Secções
Entrar

Eco-ansiedade existe e já há profissionais dedicados à questão em Portugal

02 de outubro de 2021 às 11:12

A eco-ansiedade já se faz sentir no país, e traz um desafio aos psicólogos, que a consideram "uma reação adequada, porque corresponde a uma ameaça real".

Há quem lide com as alterações climáticas negando ou menorizando o problema, mas quem faz delas forma de vida, por profissão ou por ativismo, pode sofrer de eco-ansiedade e já há em Portugal profissionais dedicados à questão.

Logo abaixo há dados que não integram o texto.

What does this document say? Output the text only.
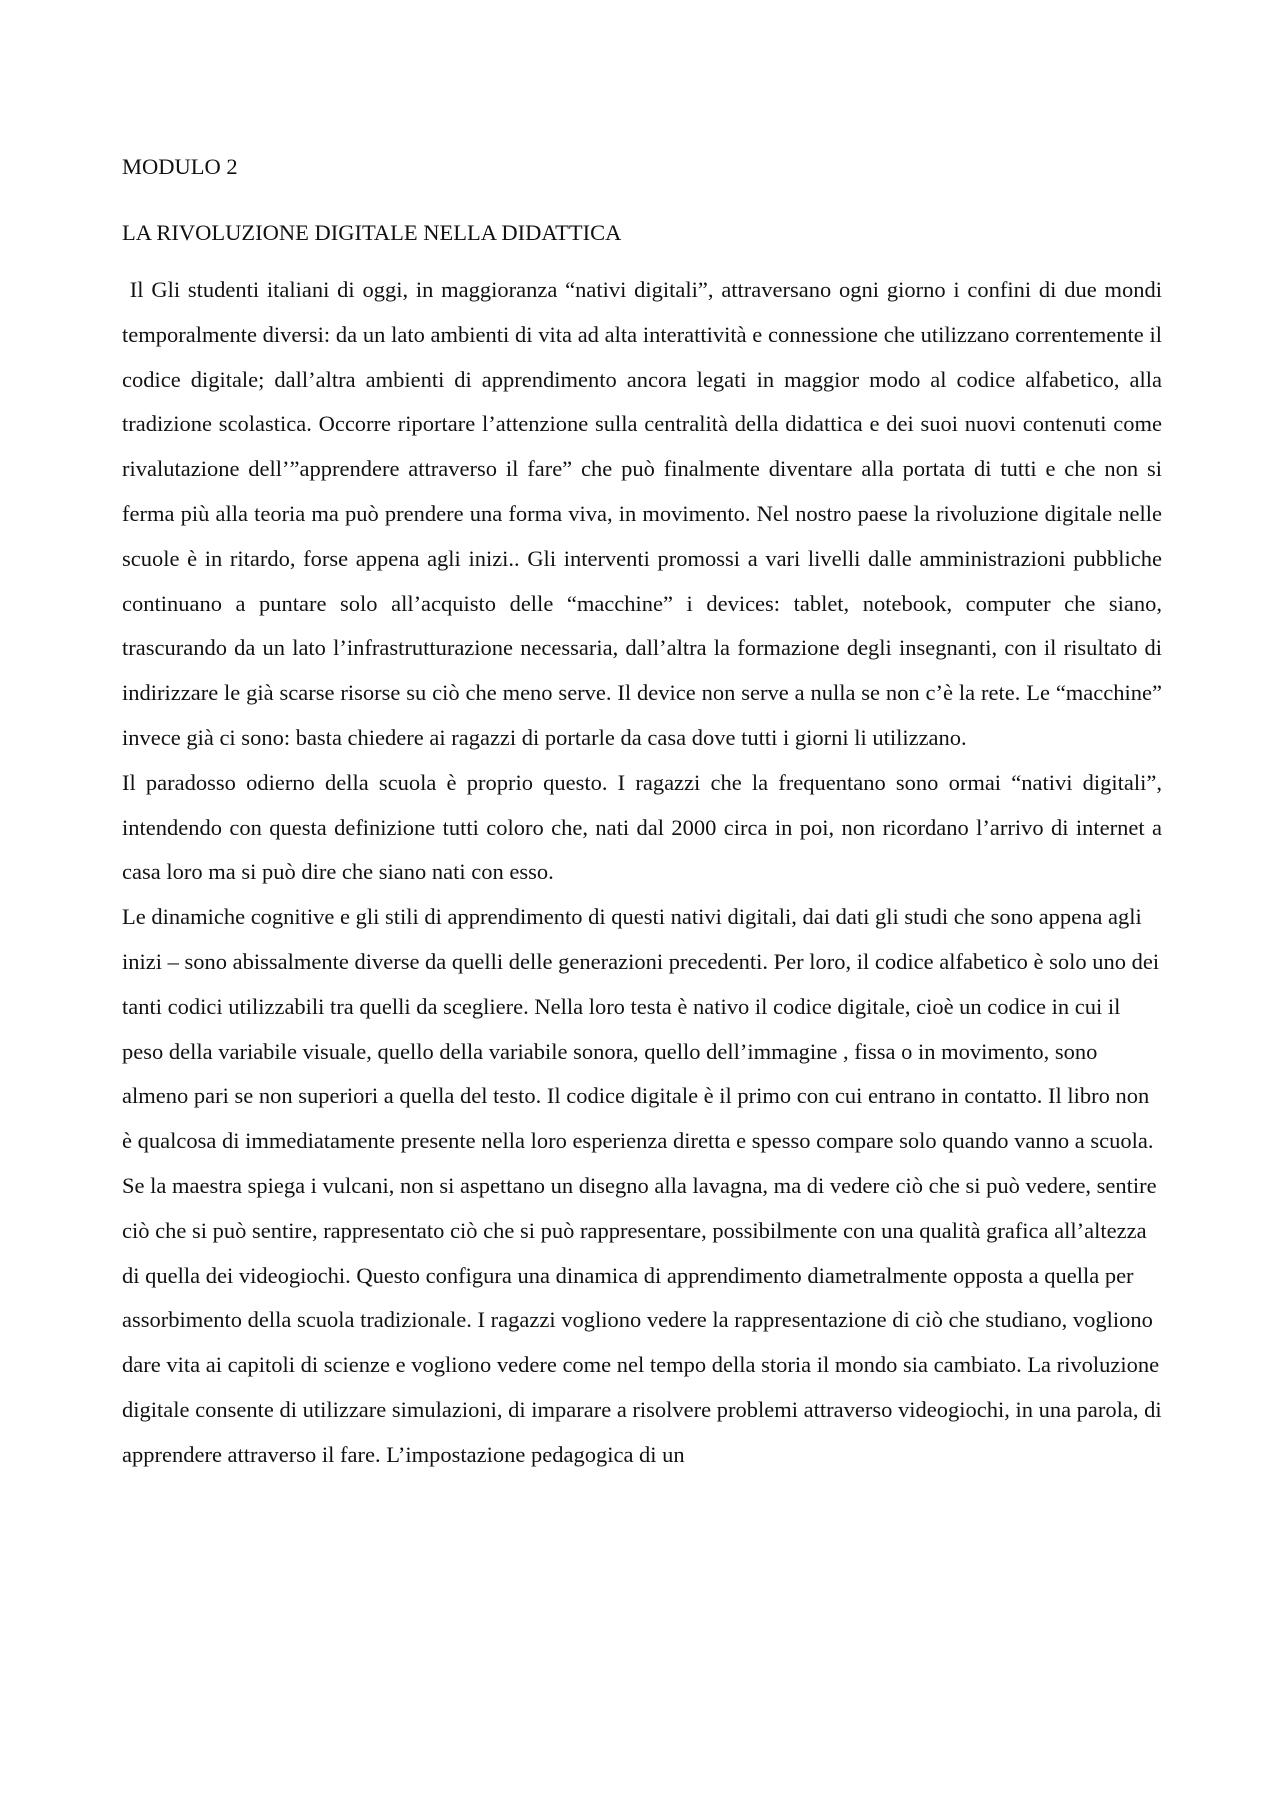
MODULO 2
LA RIVOLUZIONE DIGITALE NELLA DIDATTICA

Il Gli studenti italiani di oggi, in maggioranza “nativi digitali”, attraversano ogni giorno i confini di due mondi temporalmente diversi: da un lato ambienti di vita ad alta interattività e connessione che utilizzano correntemente il codice digitale; dall’altra ambienti di apprendimento ancora legati in maggior modo al codice alfabetico, alla tradizione scolastica. Occorre riportare l’attenzione sulla centralità della didattica e dei suoi nuovi contenuti come rivalutazione dell’”apprendere attraverso il fare” che può finalmente diventare alla portata di tutti e che non si ferma più alla teoria ma può prendere una forma viva, in movimento. Nel nostro paese la rivoluzione digitale nelle scuole è in ritardo, forse appena agli inizi.. Gli interventi promossi a vari livelli dalle amministrazioni pubbliche continuano a puntare solo all’acquisto delle “macchine” i devices: tablet, notebook, computer che siano, trascurando da un lato l’infrastrutturazione necessaria, dall’altra la formazione degli insegnanti, con il risultato di indirizzare le già scarse risorse su ciò che meno serve. Il device non serve a nulla se non c’è la rete. Le “macchine” invece già ci sono: basta chiedere ai ragazzi di portarle da casa dove tutti i giorni li utilizzano.

Il paradosso odierno della scuola è proprio questo. I ragazzi che la frequentano sono ormai “nativi digitali”, intendendo con questa definizione tutti coloro che, nati dal 2000 circa in poi, non ricordano l’arrivo di internet a casa loro ma si può dire che siano nati con esso.

Le dinamiche cognitive e gli stili di apprendimento di questi nativi digitali, dai dati gli studi che sono appena agli inizi – sono abissalmente diverse da quelli delle generazioni precedenti. Per loro, il codice alfabetico è solo uno dei tanti codici utilizzabili tra quelli da scegliere. Nella loro testa è nativo il codice digitale, cioè un codice in cui il peso della variabile visuale, quello della variabile sonora, quello dell’immagine , fissa o in movimento, sono almeno pari se non superiori a quella del testo. Il codice digitale è il primo con cui entrano in contatto. Il libro non è qualcosa di immediatamente presente nella loro esperienza diretta e spesso compare solo quando vanno a scuola. Se la maestra spiega i vulcani, non si aspettano un disegno alla lavagna, ma di vedere ciò che si può vedere, sentire ciò che si può sentire, rappresentato ciò che si può rappresentare, possibilmente con una qualità grafica all’altezza di quella dei videogiochi. Questo configura una dinamica di apprendimento diametralmente opposta a quella per assorbimento della scuola tradizionale. I ragazzi vogliono vedere la rappresentazione di ciò che studiano, vogliono dare vita ai capitoli di scienze e vogliono vedere come nel tempo della storia il mondo sia cambiato. La rivoluzione digitale consente di utilizzare simulazioni, di imparare a risolvere problemi attraverso videogiochi, in una parola, di apprendere attraverso il fare. L’impostazione pedagogica di un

"Crianças nascidas hoje enfrentam alterações climáticas – peritos da ONU", "Efeitos do aquecimento global podem perdurar séculos ou milénios – IPCC", "Temperaturas subirão na Europa a ritmo superior à média mundial", "Relatório avisa que tempo para salvar o planeta está a esgotar-se", são algumas das notícias publicadas pela Lusa no último mês.

Também as projeções da Climate Central apontam um cenário preocupante sobre o impacto da subida do nível das águas do mar a partir de 2030.

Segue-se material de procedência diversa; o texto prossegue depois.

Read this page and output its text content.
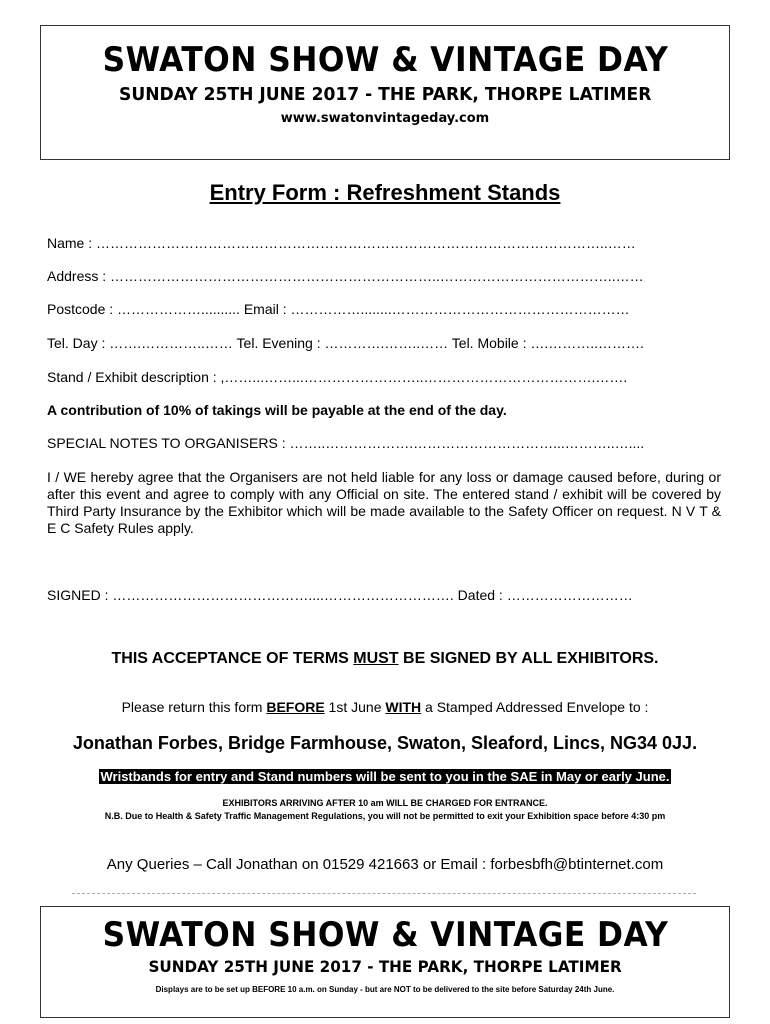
SWATON SHOW & VINTAGE DAY
SUNDAY 25TH JUNE 2017 - THE PARK, THORPE LATIMER
www.swatonvintageday.com
Entry Form : Refreshment Stands
Name : ………………………………………………………………………………………………..……
Address : ……………………………………………………………..………………………………..……
Postcode : ……………….......... Email : ……………........……………………………………………
Tel. Day : …….…………..…… Tel. Evening : ………….……..…… Tel. Mobile : ….………..……….
Stand / Exhibit description : ,……...……...……………………..……………………………….…….
A contribution of 10% of takings will be payable at the end of the day.
SPECIAL NOTES TO ORGANISERS : ……..……………….…………………………...………..…....
I / WE hereby agree that the Organisers are not held liable for any loss or damage caused before, during or after this event and agree to comply with any Official on site. The entered stand / exhibit will be covered by Third Party Insurance by the Exhibitor which will be made available to the Safety Officer on request. N V T & E C Safety Rules apply.
SIGNED : ……………………………………....………………………. Dated : ………………………
THIS ACCEPTANCE OF TERMS MUST BE SIGNED BY ALL EXHIBITORS.
Please return this form BEFORE 1st June WITH a Stamped Addressed Envelope to :
Jonathan Forbes, Bridge Farmhouse, Swaton, Sleaford, Lincs, NG34 0JJ.
Wristbands for entry and Stand numbers will be sent to you in the SAE in May or early June.
EXHIBITORS ARRIVING AFTER 10 am WILL BE CHARGED FOR ENTRANCE.
N.B. Due to Health & Safety Traffic Management Regulations, you will not be permitted to exit your Exhibition space before 4:30 pm
Any Queries – Call Jonathan on 01529 421663 or Email : forbesbfh@btinternet.com
SWATON SHOW & VINTAGE DAY
SUNDAY 25TH JUNE 2017 - THE PARK, THORPE LATIMER
Displays are to be set up BEFORE 10 a.m. on Sunday - but are NOT to be delivered to the site before Saturday 24th June.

Olhando para o território português, saltam à vista estuários do Tejo e do Mondego, mas a zona mais vulnerável é a de Aveiro.

Mais acima, zonas como Esmoriz, Espinho, Matosinhos, incluindo o porto de Leixões, Ofir e Viana do Castelo também inspiram cuidados.

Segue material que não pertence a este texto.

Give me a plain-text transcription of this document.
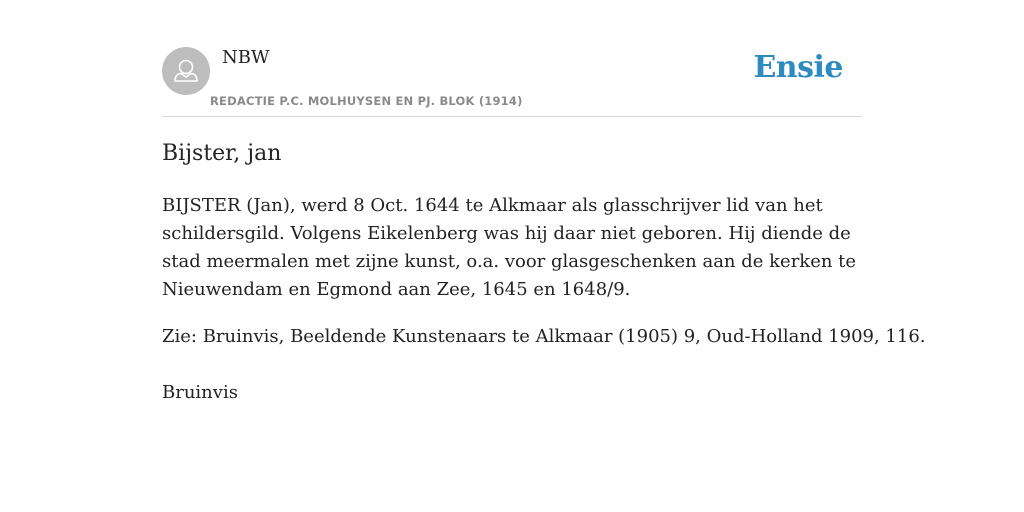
NBW
REDACTIE P.C. MOLHUYSEN EN PJ. BLOK (1914)
Ensie
Bijster, jan

BIJSTER (Jan), werd 8 Oct. 1644 te Alkmaar als glasschrijver lid van het schildersgild. Volgens Eikelenberg was hij daar niet geboren. Hij diende de stad meermalen met zijne kunst, o.a. voor glasgeschenken aan de kerken te Nieuwendam en Egmond aan Zee, 1645 en 1648/9.

Zie: Bruinvis, Beeldende Kunstenaars te Alkmaar (1905) 9, Oud-Holland 1909, 116.

Bruinvis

Notícias como esta podem gerar vários tipos de respostas emocionais, que vão desde a negação ao medo e ao pânico, mas o ideal é transformar as respostas negativas em impulsos para a ação, explicou à Lusa a psicóloga Teresa Pereira,

Em entrevista à agência Lusa, o hidrobiólogo Adriano Bordalo e Sá, do Instituto de Ciências Biomédicas Abel Salazar afiançou que, "em breve será necessário retirar pessoas da orla costeira do Norte".

O especialista afirma que o maior problema da costa portuguesa é a falta de areia, fruto do défice sedimentar causado, em grande parte, pelas barragens que impedem que os sedimentos cheguem à costa.

Essa é uma posição com que o engenheiro Carlos Coelho, da Universidade de Aveiro, e a geógrafa Ana Monteiro, da Universidade do Porto, concordam, mas acrescentam que o aumento da gravidade das tempestades é um fator importante nos riscos que a costa portuguesa enfrenta.

Todos estes dados preocupam, e há quem seja mais afetado pela informação, como "os jovens, ativistas climáticos, eventualmente cientistas climáticos", explica à Lusa Teresa Pereira, psicóloga na plataforma Ecopsi.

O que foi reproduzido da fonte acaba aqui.